I should have known.

I should have known that the French Animation Film Festival would not involve cute, tongue-in-cheek plasticine, à la Wallace and Gromit. It would automatically require animated scenes of male power, rape, orgasm, and death.

But it is French. Meh. I shrug, Gallic style. What elze can one draw in ze cartoon?

Thanks, La Femme à Cordes. I sit squirming while Tiger sensibly covers her eyes. This is acutely annoying, mostly because her continued interest in animation is a prime reason why we are here.

Naively, I see Animation listed in the French film festival catalogue and buy the tickets there and then. I assume we'll be safe; cartoons never deal convincingly with sex or death. Duh. No-one told the French that rule, obviously.

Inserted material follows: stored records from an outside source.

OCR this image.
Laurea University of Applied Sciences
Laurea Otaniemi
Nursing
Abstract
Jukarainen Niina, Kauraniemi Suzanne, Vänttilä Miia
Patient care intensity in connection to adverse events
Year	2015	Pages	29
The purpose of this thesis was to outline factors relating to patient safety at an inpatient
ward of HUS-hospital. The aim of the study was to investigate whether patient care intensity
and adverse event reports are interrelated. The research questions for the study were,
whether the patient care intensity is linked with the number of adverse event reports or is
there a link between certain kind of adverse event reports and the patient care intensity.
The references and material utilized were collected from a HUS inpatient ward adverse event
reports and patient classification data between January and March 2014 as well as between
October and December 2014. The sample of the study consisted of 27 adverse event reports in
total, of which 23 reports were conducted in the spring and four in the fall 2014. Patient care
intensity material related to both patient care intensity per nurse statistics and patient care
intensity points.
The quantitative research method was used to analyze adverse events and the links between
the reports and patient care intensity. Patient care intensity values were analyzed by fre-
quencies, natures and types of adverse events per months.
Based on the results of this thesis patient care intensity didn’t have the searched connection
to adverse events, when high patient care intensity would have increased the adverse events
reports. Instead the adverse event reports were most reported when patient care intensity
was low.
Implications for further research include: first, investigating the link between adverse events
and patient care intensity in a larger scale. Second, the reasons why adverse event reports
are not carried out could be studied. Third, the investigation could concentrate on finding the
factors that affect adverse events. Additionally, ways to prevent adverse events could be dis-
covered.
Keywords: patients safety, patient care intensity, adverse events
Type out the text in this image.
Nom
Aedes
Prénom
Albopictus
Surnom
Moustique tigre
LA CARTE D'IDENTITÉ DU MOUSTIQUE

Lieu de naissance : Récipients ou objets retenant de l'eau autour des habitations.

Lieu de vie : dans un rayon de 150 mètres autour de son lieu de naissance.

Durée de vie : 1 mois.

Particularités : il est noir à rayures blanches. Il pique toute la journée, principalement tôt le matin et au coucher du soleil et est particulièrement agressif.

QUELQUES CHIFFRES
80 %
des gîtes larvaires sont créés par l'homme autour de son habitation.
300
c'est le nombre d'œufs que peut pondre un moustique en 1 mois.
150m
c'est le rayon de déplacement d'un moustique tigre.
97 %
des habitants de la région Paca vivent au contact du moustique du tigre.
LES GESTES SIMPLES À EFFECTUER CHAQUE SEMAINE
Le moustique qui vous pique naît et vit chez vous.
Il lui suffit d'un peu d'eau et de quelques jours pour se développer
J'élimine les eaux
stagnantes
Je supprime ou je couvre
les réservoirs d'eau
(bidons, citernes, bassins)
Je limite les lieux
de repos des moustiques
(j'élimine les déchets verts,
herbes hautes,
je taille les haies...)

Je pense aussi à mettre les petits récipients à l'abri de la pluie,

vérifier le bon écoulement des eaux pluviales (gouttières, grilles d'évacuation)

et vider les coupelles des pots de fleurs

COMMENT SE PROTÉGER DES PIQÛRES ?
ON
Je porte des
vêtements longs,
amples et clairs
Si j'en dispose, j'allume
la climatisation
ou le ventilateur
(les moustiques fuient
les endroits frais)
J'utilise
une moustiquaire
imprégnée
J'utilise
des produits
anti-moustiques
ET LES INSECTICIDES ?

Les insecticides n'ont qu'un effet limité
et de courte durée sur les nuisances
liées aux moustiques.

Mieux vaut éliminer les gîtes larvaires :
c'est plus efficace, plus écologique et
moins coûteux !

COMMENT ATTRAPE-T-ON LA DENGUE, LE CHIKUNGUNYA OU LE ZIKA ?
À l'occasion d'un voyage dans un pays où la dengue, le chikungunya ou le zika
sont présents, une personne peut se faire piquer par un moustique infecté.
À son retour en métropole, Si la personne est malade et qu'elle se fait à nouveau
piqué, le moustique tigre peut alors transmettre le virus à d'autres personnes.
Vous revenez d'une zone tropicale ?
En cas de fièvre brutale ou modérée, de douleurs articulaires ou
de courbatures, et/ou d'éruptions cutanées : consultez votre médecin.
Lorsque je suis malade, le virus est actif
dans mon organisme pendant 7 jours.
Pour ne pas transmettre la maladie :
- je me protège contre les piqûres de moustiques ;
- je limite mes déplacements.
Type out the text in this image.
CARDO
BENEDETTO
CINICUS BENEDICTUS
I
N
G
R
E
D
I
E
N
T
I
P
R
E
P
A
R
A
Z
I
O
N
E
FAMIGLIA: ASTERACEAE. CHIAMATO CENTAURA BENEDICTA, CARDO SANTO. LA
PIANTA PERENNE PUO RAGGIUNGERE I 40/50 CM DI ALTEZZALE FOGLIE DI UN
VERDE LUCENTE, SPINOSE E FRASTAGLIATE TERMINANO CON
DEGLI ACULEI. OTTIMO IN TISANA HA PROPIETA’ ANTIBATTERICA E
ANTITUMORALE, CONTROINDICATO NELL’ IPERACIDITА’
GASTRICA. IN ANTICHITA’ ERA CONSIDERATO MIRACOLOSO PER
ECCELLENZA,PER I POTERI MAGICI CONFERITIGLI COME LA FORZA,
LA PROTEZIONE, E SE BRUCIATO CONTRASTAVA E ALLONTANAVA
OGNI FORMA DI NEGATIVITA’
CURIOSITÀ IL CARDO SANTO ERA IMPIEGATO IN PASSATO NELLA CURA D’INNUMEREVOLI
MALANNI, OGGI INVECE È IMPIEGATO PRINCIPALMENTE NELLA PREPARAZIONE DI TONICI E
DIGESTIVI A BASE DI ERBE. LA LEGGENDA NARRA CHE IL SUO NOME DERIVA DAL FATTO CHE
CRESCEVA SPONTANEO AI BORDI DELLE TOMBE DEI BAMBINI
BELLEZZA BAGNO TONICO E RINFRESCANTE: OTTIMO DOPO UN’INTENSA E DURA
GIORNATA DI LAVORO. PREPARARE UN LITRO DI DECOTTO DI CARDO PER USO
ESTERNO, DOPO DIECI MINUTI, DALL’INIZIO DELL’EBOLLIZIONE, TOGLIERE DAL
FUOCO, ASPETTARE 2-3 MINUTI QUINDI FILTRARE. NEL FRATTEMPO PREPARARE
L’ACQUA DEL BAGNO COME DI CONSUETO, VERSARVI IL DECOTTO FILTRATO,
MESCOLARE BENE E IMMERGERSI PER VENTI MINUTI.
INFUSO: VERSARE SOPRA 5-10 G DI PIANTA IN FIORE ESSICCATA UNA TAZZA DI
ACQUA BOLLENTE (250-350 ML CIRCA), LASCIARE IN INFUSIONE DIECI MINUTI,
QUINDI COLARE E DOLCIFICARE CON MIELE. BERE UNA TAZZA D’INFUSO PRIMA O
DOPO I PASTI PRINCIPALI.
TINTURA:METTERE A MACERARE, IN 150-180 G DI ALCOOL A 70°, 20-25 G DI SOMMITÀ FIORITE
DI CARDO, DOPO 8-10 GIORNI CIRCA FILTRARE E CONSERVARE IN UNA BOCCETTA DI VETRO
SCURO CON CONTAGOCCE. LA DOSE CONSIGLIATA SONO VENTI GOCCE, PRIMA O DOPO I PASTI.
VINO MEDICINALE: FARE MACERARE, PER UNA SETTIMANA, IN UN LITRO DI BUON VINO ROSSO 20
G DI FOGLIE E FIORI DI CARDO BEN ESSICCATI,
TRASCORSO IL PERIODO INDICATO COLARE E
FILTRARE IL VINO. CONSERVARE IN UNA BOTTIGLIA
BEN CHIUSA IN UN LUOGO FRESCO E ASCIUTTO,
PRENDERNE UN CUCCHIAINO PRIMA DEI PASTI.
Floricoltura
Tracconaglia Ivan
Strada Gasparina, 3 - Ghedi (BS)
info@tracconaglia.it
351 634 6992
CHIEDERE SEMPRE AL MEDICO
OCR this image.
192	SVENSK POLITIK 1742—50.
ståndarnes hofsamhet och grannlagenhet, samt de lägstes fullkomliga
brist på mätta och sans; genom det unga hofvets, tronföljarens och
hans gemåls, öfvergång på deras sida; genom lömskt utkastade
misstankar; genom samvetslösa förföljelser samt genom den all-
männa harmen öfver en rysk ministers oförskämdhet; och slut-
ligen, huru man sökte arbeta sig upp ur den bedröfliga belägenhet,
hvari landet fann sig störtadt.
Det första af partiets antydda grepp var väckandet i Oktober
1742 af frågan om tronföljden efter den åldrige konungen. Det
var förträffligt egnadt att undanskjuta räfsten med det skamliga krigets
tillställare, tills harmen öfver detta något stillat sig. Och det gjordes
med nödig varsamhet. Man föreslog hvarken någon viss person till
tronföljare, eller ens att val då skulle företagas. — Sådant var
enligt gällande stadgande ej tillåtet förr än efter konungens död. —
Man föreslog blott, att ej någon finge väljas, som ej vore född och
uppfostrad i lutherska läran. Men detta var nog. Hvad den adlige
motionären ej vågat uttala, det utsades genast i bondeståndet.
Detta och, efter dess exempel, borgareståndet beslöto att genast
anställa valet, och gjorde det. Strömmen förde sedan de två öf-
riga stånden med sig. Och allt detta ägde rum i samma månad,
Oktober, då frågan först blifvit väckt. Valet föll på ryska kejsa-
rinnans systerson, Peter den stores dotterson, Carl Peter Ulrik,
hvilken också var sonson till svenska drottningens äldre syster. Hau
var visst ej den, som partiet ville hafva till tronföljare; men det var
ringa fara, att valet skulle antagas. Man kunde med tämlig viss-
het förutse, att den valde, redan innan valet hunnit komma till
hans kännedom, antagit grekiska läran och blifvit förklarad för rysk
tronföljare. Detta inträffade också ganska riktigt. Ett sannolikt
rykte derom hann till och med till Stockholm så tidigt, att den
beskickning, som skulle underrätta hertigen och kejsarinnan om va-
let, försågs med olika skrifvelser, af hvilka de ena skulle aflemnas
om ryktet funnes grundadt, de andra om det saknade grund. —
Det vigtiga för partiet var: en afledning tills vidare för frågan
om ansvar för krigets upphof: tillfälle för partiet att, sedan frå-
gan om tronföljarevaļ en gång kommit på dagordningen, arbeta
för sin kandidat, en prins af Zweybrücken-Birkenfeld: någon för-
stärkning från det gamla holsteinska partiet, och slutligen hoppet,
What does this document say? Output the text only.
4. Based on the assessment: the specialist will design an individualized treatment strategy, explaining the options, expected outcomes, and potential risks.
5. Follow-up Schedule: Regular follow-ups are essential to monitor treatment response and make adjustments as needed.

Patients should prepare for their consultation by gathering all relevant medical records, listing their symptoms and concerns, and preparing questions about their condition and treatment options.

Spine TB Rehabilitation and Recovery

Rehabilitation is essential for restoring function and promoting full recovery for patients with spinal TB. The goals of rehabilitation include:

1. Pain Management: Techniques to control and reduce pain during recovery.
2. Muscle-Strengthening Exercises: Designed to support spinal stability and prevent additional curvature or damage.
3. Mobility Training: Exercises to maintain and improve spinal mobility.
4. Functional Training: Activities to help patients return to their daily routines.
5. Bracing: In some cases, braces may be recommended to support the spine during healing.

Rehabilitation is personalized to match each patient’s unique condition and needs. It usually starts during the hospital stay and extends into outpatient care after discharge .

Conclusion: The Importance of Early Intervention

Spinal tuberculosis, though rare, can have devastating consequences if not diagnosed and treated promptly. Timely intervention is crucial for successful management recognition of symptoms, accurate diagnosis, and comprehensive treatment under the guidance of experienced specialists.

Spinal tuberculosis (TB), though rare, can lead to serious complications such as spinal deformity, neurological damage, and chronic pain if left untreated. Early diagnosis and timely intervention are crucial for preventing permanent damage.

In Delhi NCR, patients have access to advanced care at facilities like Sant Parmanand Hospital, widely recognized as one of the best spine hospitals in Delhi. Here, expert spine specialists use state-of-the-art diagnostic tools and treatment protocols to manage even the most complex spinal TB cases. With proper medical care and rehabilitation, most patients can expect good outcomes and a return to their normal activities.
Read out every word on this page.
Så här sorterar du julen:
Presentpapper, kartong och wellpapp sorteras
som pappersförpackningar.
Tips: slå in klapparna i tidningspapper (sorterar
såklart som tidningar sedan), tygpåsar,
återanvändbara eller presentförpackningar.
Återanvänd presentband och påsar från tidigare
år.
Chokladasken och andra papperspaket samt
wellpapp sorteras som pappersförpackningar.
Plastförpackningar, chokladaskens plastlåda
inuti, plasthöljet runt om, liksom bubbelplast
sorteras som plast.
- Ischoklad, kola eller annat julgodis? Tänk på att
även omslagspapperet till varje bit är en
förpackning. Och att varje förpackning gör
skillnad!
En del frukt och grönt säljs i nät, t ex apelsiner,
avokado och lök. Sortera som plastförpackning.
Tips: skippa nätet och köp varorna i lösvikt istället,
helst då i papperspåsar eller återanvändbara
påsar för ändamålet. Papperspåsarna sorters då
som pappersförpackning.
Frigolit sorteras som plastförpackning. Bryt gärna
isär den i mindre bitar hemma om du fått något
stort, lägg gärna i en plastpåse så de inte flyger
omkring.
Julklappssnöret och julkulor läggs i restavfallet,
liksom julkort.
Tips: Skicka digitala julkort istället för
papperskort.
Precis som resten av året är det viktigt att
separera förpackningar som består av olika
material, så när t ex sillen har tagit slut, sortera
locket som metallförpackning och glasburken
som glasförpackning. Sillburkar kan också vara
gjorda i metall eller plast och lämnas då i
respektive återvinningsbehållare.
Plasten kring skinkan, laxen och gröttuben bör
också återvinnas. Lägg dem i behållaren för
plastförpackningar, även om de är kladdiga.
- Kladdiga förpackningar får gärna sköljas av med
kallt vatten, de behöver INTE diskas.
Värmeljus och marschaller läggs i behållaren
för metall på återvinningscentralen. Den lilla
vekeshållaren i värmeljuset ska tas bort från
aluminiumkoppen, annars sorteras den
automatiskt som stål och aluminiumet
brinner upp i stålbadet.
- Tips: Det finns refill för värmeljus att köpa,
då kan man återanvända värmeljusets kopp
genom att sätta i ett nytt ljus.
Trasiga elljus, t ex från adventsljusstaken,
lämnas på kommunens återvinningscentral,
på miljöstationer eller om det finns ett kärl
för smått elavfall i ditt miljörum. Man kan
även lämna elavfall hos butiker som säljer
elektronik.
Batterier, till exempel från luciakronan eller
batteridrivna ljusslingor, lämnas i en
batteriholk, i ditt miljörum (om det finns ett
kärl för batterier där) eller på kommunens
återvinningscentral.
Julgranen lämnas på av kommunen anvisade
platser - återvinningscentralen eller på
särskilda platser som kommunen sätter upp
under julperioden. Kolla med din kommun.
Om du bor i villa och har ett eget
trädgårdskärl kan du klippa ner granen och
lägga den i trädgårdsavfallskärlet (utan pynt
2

Incidentally, to guard myself against accusations of prudishness (which I probably am; it's my age), I would have hated La Femme à Cordes, even if I carried only the burden of my own adult consciousness into the cinema. It seemed to be a narrative of schlock disturbing images making not much point beyond demonstration of male power, rape, orgasm, and death.

Anyway, enough of that one.

The star of the show, and what captured my eye, was Georges Méliès Le voyage dans la lune (1902), restored as a hand-tinted colour version.

That is one splendid film, and our first science fiction movie, so chew on that, Avatar. It is so gloriously and endlessly worthy of study - not least for the pointy wizard hats and dolly birds gaily waving off the space rocket. And the exploding aliens are simply brilliant. Judge for yourself in black and white.

Now if you have nothing else to do of an afternoon but update your French animation, then try Chienne d'histoire, a story created beautifully with watercolour, illustration and collage - even if it does deal with dog slaughter - and the gorgeous and tender Le silence sous l'écorce. Happiness. Death. Snow. It'll make you cry.

Damn Frenchies.

1 comment:

Nora said...

Animations are not for children. They deal with real life issues and can be quite shocking. Still, I think it's great that you went because, what an experience and what a challenge. It won't be forgotten quickly.